Blog post 4

Novak claims within “Experiments in Life Writing”, that experimental nonfiction mediums are ” a defining mark of literary experiments in general…, (are) a “commitment to raising fundamental questions about the very nature and being of verbal art itself”—questions which mainstream literature “at all periods . . . is dedicated to repressing”(page 2, Novak). Essentially Novak believes although nonfiction mediums are traditionally very noncontingent on guidelines set to create an informative scene, experimental mediums allow a sense of freedom within nonfiction. This freedom, typically not seen within such a genre, enables readers to appreciate and question the deeper meaning of nonfiction and its relation to writing.

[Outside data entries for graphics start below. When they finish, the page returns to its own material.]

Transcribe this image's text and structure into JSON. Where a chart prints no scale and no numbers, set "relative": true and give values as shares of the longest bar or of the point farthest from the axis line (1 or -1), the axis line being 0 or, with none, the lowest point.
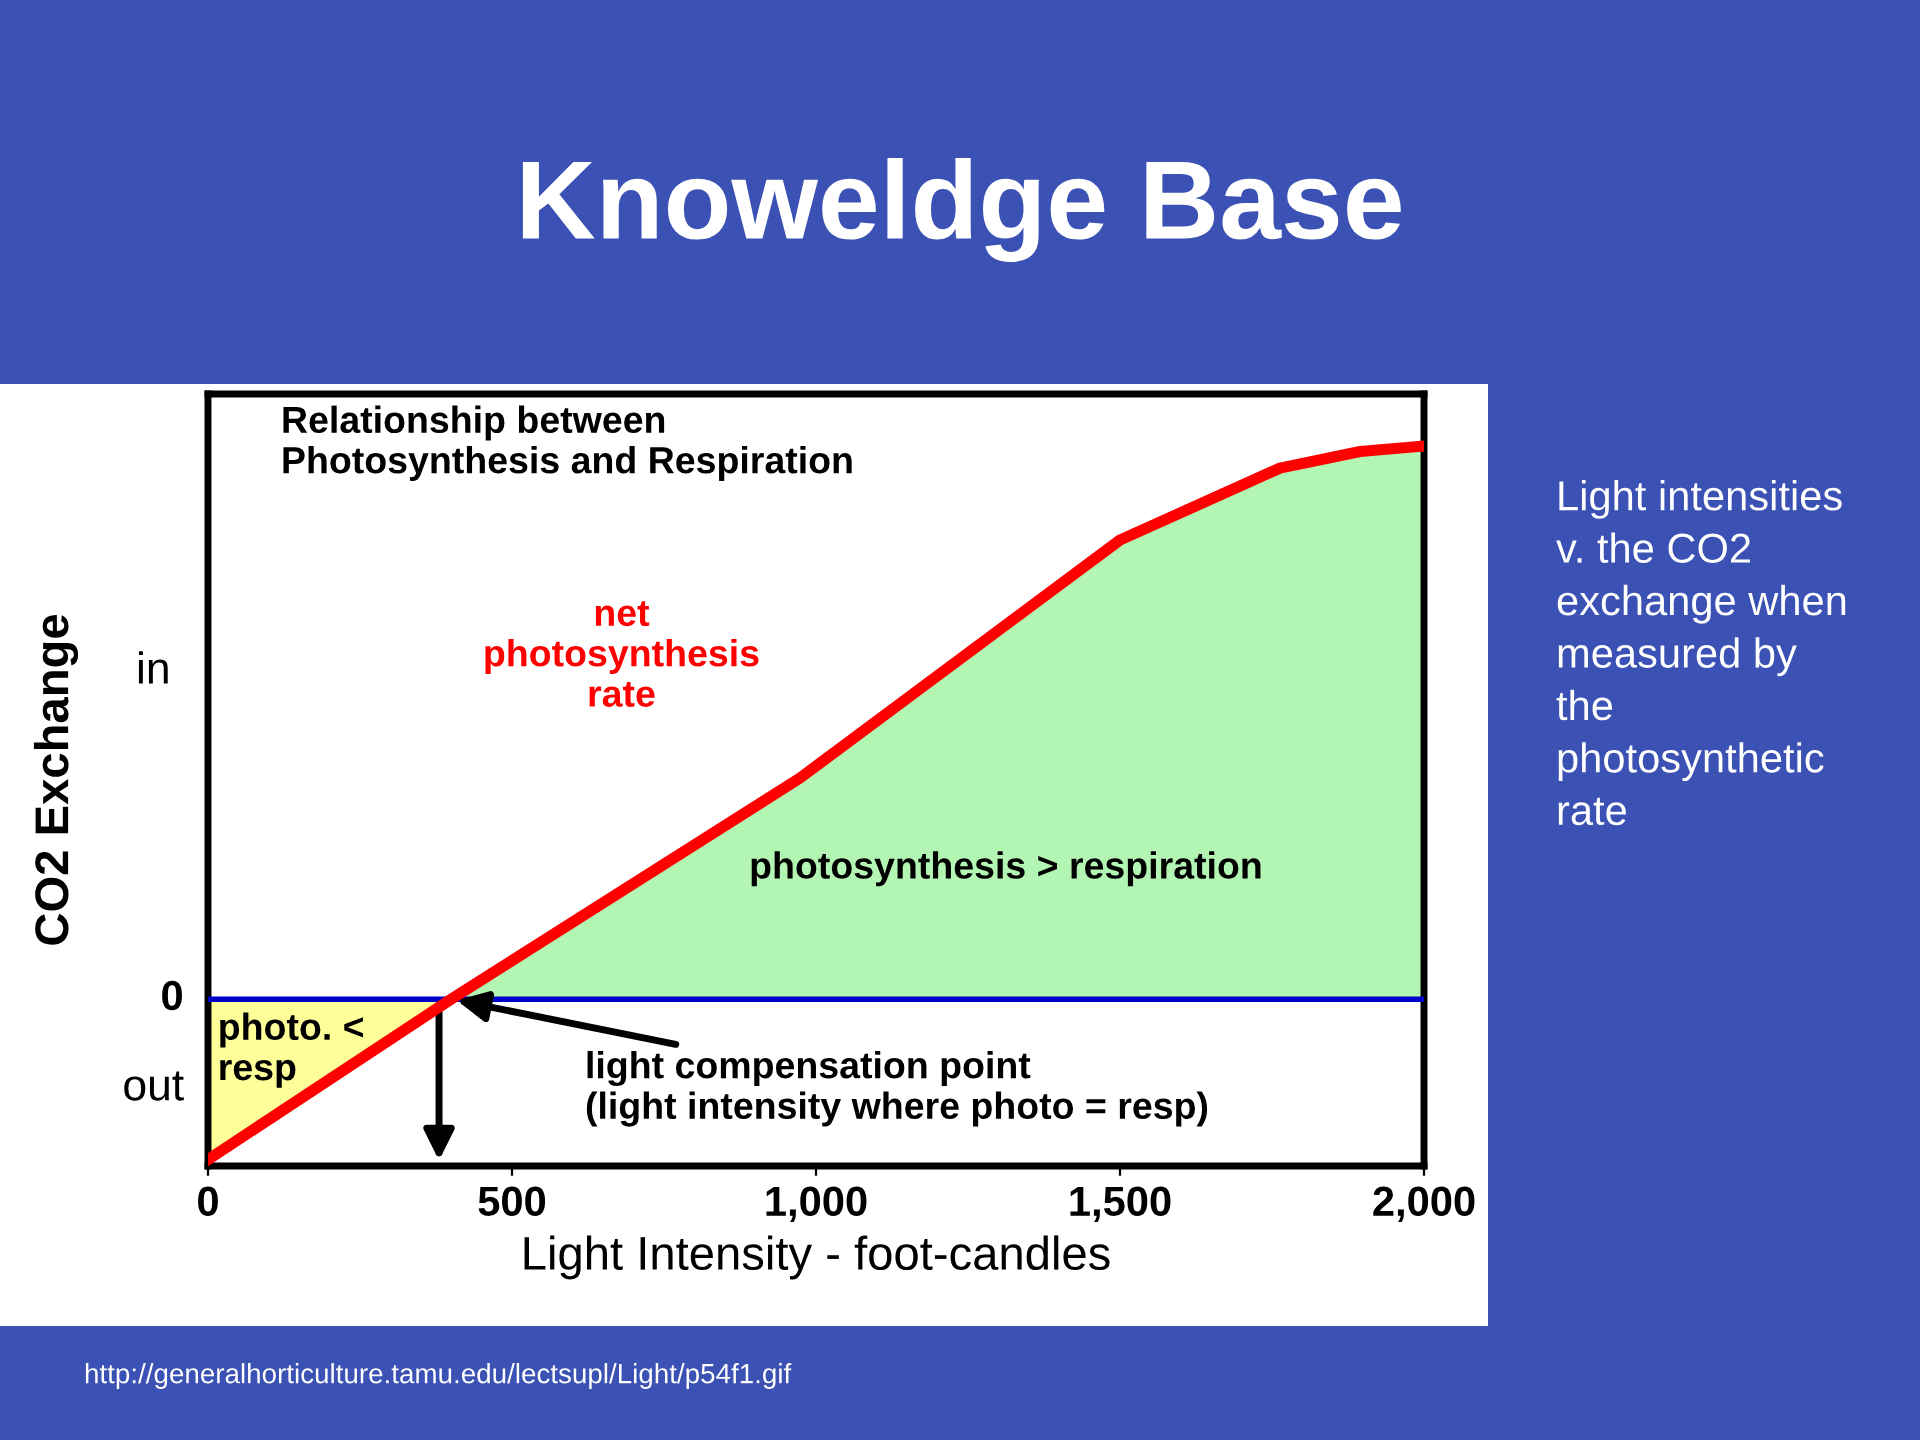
{
  "chart_data": {
    "type": "line",
    "title": "Knoweldge Base",
    "subtitle": "Relationship between\nPhotosynthesis and Respiration",
    "xlabel": "Light Intensity - foot-candles",
    "ylabel": "CO2 Exchange",
    "relative": true,
    "xlim": [
      0,
      2000
    ],
    "xticks": [
      0,
      500,
      {
        "value": 1000,
        "label": "1,000"
      },
      {
        "value": 1500,
        "label": "1,500"
      },
      {
        "value": 2000,
        "label": "2,000"
      }
    ],
    "series": [
      {
        "type": "area",
        "color": "#ffff99",
        "x": [
          0,
          400
        ],
        "values": [
          -0.29,
          0
        ]
      },
      {
        "type": "area",
        "color": "#b3f5b3",
        "x": [
          400,
          974,
          1500,
          1763,
          1895,
          2000
        ],
        "values": [
          0,
          0.4,
          0.83,
          0.96,
          0.99,
          1
        ]
      },
      {
        "type": "line",
        "color": "#ff0000",
        "x": [
          0,
          400,
          974,
          1500,
          1763,
          1895,
          2000
        ],
        "values": [
          -0.29,
          0,
          0.4,
          0.83,
          0.96,
          0.99,
          1
        ]
      }
    ],
    "ref_lines": [
      {
        "axis": "y",
        "value": 0,
        "color": "#0000cc"
      }
    ],
    "annotations": [
      "net\nphotosynthesis\nrate",
      "photosynthesis > respiration",
      "photo. <\nresp",
      {
        "text": "light compensation point\n(light intensity where photo = resp)",
        "x": 400,
        "y": 0
      },
      "in",
      "0",
      "out",
      "Light intensities\nv. the CO2\nexchange when\nmeasured by\nthe\nphotosynthetic\nrate",
      "http://generalhorticulture.tamu.edu/lectsupl/Light/p54f1.gif"
    ]
  }
}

When addressing nonfiction genres such as biographies, Novak claims such genres share a common trait that fiction also deploys. Novak says, ““historical” or “referential” genre is founded on the narrative strategies
espoused by writers of fiction in an earlier era.18… The model here is realism, not modernism or postmodernism, and the assumptions made about biography accord with those made by the readers and writers of realistic fiction” (page 5, Novak). When comparing fiction and nonfiction pieces however Novak also finds differences. Novak claims, “Cohn does concede that problems arise if reference is used as a criterion of distinguishing fact from fiction in absolute terms. That commitment to “verifiable documentation”28 may be suspended in fictional narratives does not mean that fiction “can not refer to the real world outside the text, but that it need not refer to it… Fictional narratives may contain external, real-world references, but these can be combined with non-factual elements; the selected facts can be imaginatively manipulated in fiction, as fiction is not bound to factual accuracy. In consequence, Cohn says, “external references do not remain truly external when they enter a fictional world,” but “are, as it were, contaminated,” that is, fictionalized, “from within” ( page 7, Novak). Novak finds that although fiction writing may deploy outside sources to create a sense of realism within the story, the ability of fiction writers to use creativity and selectively choose elements of nonfiction is vast. Essentially Novak finds that fiction has wider boundaries of creativity and limitless writing rules as compared to nonfiction. Sometimes the lines between fiction and non-fiction find themselves at odds as Novak shows within Virginia Woolf’s Flush: A Biography, which is still debated today as to whether it should be considered a Biography, Biographic Novel, etc. Novak claims that novels like such, have the ability to “marked departures from the standards of auto/biography bring the basic premises of auto/biography into view as much as they present alternative ways of writing a life” (page 15, Novak).